В литературе об Островском имя Горева неоднократно упоминалось, кроме того, в связи с образом актера Несчастливцева. Всего вероятнее, что основой для этого образа послужил Н.X. Рыбаков, знаменитый провинциальный трагик 35, но Островский, создавая образ Несчастливцева, как и в большинстве других случаев, не ограничивался одним реальным прототипом. Несчастливцев — обобщенный образ. Возможно, что драматург воспользовался какими-то чертами личности и фактами из жизни Д.А. Горева: его разрывом с семьей, хождением из города в город, хвастливостью. В.Д. Негрескул, весьма доверчивый, восторженный человек, проникшись сочувствием к Гореву и написав о нем, по его рассказам, статью, умолял М.П. Погодина напечатать ее целиком: «... она примирит его с родителями, которые отвергли его за сцепу; бог знает, она заставит их, быть может, забыть предрассудки и позволит явиться опять в Москву, войдя в семейный круг» 36. И.Ф. Горбунов при встречах с Д.А. Горевым пытался распутать клубок интриги против Островского, но Горев уклонился от разъяснения «этой гнусной истории», хотя и «назвал несколько лиц, которые ему покровительствовали в Москве» 37. По неизвестным мотивам знаменитый рассказчик, создатель образа генерала Дитятина, не поименовал этих лиц (вероятно, они еще были живы). Но М.И. Семевский в своих воспоминаниях указал на одного из них. Это князь Н.С. Назаров — преподаватель русской словесности во 2-м Московском кадетском корпусе, рецензент, критик, фельетонист. Именно он под псевдонимами: Н.Н., Правдов, Николай Александрович — печатал свои пасквили в «Ведомостях московской городской полиции» и «Санкт-петербургских ведомостях».

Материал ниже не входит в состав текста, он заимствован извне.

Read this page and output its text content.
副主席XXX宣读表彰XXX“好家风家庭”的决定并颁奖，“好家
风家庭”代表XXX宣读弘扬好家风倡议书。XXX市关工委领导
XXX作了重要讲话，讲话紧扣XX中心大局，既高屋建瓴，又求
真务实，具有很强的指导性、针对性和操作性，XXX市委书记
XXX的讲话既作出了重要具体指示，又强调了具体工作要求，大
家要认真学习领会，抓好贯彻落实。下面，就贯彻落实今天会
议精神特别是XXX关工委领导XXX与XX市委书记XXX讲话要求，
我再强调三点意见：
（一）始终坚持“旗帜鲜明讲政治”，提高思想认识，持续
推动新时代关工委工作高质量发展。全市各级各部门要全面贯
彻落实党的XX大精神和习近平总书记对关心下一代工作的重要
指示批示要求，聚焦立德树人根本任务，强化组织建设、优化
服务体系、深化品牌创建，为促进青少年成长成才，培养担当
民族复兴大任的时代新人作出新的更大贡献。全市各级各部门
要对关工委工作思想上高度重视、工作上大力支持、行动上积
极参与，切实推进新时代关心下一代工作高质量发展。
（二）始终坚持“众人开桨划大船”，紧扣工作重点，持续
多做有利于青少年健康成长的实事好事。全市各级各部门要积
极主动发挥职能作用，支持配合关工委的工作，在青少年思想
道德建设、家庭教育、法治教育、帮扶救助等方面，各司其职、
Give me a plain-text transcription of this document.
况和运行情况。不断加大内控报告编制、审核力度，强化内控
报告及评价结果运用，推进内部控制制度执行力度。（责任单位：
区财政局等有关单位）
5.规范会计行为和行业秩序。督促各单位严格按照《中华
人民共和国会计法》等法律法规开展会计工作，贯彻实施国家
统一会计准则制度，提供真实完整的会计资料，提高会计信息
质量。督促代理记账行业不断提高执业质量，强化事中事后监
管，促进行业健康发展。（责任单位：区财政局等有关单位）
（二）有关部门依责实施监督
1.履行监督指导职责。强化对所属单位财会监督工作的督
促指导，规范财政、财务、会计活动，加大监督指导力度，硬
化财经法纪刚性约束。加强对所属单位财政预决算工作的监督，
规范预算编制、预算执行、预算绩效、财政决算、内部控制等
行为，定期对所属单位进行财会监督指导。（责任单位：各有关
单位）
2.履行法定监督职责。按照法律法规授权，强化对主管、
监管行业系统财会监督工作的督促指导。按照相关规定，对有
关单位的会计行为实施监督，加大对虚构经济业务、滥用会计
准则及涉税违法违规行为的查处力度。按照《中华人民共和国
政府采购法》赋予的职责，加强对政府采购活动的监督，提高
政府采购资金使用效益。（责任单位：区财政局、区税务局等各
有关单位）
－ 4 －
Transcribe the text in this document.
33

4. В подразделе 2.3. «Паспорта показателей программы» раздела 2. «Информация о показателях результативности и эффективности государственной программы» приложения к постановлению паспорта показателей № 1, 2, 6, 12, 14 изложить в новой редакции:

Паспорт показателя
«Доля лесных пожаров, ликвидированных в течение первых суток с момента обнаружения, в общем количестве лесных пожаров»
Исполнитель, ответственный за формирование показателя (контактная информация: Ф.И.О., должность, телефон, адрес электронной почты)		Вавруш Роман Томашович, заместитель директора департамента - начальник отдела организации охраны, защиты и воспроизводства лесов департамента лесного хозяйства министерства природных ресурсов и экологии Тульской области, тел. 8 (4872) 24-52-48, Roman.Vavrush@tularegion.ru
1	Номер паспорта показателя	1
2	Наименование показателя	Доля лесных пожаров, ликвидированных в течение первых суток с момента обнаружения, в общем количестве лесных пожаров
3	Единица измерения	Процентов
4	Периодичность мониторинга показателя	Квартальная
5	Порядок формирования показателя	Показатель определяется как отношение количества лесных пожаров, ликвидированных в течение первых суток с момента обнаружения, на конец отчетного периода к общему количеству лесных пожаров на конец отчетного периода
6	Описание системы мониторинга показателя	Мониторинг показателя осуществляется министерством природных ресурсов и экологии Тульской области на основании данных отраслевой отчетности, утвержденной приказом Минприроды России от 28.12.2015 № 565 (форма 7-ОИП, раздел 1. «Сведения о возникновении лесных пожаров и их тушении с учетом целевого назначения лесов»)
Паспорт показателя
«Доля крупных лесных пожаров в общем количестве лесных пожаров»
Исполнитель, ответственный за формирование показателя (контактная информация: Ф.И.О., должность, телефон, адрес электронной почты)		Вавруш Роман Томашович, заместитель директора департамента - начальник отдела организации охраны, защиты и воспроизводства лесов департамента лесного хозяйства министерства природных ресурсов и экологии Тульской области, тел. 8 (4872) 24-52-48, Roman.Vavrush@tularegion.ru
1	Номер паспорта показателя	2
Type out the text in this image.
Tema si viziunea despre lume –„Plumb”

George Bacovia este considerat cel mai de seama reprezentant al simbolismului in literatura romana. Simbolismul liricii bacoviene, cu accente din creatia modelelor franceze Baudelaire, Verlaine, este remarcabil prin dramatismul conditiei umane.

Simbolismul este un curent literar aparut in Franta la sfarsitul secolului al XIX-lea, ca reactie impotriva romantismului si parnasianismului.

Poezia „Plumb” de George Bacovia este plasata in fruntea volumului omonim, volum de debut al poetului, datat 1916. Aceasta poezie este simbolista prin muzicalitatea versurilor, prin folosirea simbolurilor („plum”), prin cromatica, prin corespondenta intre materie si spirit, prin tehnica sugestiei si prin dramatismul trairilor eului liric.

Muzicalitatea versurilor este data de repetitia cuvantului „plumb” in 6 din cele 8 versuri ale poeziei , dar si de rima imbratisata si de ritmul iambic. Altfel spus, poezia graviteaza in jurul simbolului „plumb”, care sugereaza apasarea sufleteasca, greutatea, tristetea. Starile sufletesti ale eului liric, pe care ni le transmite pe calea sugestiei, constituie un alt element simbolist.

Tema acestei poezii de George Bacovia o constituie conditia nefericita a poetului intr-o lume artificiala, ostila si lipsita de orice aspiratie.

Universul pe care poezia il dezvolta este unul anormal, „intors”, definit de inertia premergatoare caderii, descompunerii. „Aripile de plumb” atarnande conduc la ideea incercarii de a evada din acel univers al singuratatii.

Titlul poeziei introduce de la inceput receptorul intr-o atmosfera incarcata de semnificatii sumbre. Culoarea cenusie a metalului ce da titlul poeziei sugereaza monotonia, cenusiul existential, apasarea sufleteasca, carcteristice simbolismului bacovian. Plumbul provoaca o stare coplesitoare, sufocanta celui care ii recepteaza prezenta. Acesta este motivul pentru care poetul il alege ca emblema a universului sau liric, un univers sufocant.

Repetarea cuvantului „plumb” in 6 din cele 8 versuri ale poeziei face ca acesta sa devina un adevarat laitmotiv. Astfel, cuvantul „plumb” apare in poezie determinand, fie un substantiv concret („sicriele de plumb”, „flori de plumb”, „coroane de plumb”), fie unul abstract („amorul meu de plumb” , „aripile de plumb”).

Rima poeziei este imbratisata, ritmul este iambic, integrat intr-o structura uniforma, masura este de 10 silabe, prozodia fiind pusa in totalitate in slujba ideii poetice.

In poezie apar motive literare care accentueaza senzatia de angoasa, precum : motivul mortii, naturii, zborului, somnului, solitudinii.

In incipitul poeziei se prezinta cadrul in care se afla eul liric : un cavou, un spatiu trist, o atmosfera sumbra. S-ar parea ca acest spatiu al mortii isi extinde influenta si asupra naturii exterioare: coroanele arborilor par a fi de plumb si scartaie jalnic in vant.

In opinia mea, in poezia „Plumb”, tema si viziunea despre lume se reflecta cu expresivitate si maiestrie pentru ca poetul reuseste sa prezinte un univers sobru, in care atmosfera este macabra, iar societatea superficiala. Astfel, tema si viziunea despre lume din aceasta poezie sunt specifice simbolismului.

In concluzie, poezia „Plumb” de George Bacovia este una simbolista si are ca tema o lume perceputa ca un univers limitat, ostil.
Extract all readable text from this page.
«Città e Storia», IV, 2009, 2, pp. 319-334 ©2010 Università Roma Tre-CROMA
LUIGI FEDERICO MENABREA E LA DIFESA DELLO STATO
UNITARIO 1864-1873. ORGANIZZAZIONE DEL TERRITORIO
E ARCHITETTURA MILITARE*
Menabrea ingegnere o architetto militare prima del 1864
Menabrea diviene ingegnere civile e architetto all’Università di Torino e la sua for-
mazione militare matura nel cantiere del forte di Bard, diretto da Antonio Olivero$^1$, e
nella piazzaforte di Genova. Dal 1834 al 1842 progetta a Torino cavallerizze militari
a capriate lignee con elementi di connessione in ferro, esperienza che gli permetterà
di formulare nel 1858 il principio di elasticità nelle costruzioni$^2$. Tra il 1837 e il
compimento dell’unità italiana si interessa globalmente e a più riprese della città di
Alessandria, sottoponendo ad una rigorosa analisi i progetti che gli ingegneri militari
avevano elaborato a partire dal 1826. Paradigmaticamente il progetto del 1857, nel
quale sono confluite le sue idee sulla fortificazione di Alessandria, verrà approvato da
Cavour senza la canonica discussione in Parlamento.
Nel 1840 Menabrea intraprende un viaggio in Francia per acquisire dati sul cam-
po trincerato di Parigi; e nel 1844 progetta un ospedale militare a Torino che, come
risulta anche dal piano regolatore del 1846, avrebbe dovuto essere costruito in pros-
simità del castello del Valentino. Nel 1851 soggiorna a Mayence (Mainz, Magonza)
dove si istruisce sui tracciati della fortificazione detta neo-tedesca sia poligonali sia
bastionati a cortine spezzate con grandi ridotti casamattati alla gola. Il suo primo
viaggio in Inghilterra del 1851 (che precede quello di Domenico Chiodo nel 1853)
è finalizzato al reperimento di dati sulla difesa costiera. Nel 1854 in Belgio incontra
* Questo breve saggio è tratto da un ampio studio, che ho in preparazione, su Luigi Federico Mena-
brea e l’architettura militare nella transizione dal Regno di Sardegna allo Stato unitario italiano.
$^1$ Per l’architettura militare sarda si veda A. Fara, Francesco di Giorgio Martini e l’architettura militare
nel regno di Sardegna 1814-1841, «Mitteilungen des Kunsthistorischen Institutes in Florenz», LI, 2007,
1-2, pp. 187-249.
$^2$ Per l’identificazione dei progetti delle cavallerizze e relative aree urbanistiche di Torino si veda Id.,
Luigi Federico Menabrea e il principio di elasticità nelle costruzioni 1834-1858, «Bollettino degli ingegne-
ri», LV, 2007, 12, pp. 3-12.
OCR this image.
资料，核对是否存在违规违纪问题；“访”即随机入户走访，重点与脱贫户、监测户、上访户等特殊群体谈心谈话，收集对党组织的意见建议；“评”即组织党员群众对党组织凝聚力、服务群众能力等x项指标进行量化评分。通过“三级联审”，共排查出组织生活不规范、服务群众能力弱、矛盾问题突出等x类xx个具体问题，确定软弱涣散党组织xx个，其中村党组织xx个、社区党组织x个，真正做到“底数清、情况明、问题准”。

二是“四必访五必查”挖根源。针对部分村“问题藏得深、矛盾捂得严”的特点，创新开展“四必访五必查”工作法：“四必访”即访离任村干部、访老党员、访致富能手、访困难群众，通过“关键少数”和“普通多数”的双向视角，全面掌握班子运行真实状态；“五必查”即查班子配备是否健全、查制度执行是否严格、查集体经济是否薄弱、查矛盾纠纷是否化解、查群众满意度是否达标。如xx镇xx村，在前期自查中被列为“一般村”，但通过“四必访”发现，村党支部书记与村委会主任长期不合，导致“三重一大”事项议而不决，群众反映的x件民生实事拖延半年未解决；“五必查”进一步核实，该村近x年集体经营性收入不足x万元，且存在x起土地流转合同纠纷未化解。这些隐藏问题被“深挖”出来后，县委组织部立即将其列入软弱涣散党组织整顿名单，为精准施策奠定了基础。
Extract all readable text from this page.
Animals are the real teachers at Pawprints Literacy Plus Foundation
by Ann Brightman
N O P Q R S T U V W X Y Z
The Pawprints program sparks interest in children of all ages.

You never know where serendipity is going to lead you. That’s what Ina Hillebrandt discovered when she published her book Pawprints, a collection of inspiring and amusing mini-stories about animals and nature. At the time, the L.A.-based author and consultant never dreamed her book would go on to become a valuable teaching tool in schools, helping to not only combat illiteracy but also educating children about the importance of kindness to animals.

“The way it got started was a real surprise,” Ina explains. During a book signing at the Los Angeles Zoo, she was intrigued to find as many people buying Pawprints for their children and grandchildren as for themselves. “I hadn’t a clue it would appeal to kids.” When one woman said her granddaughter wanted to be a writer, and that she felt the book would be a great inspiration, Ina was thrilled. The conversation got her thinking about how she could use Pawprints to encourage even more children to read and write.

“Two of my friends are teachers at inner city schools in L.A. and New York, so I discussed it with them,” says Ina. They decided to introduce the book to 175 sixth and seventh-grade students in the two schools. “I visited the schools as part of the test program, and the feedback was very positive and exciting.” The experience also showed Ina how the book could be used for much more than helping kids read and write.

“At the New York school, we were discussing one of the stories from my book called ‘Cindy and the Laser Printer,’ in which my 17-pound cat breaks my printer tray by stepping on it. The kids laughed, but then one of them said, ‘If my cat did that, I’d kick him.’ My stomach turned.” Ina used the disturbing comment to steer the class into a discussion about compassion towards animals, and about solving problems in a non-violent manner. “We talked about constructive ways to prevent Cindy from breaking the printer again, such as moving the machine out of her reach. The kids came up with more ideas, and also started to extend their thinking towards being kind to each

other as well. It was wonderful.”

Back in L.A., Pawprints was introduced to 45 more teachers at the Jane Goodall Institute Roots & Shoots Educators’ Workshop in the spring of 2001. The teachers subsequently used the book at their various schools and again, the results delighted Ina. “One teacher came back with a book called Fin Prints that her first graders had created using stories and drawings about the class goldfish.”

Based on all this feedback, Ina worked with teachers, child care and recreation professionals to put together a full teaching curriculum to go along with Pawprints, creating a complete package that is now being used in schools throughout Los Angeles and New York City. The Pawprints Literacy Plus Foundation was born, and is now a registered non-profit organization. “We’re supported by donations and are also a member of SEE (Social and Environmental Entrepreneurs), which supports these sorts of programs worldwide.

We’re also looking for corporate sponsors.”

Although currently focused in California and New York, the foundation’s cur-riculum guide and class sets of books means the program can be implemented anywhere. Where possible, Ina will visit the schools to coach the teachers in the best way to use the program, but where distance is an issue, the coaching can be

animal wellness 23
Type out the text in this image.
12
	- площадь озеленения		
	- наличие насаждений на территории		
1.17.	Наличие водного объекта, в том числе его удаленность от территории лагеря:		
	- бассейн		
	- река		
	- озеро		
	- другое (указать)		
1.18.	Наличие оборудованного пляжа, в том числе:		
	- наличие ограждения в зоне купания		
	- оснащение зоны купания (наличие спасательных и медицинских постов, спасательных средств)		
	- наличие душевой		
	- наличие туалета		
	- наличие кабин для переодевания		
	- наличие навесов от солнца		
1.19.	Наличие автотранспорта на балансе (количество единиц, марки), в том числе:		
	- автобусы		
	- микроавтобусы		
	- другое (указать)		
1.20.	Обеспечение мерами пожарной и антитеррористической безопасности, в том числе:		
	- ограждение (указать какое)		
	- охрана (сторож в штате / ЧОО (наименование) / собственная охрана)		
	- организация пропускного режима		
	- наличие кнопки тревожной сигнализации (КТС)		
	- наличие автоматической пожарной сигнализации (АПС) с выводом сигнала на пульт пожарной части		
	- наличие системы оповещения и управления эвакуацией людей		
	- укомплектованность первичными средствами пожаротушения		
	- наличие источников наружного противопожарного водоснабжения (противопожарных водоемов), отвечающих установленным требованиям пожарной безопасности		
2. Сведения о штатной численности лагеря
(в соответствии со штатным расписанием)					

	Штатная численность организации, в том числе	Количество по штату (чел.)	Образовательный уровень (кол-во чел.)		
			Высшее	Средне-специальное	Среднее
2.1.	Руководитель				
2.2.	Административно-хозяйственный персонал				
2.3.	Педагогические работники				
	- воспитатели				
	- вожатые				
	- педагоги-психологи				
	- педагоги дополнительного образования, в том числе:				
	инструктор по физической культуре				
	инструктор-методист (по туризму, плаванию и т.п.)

Островский в 1856 г. хорошо знал своего врага, скрывавшего от него свое участие в клеветнической интриге, был знаком с ним и даже, по необходимости, встречался у третьих лиц. Дальнейшие отношения Островского с Назаровым, умершим в 1871 г., нам неизвестны. Что же касается В.Р. Зотова, приспешника на посылках у А.А. Краевского, наиболее ретивого распространителя клеветы в Петербурге, то он, перестроившись, сменил в 1872 г., во время юбилея Островского, хулу на хвалу и приветствовал драматурга стихотворением:

Александр Николаевич Островский!
На Руси Ваше имя гремит,
Любит Вас добрый люд наш московский,
Петербург уважает и чтит.
«Свои люди», «Гроза» и «Невеста»
Восхищают наш русский народ
……………………………………
Над неправдой бессильны законы,
Но в пиесах карали вы ложь, —
Принесли вы театрам миллионы,
А себе заработали грош... 38

Так, безоговорочно признавая «Свои люди — сочтемся!» пьесой Островского, В.Р. Зотов публично расписался в том, что его выступления в 1856 г. против Островского были ложными, клеветническими.

Горев, разоблачив себя как поставщика литературной макулатуры, полностью утерял остатки своих актерских способностей и подлинно человеческих свойств. Островский, представляя неопровержимые доказательства своего оригинального, непрерывно растущего дарования, креп, мужал, разворачивался как человек, гражданин, общественный деятель.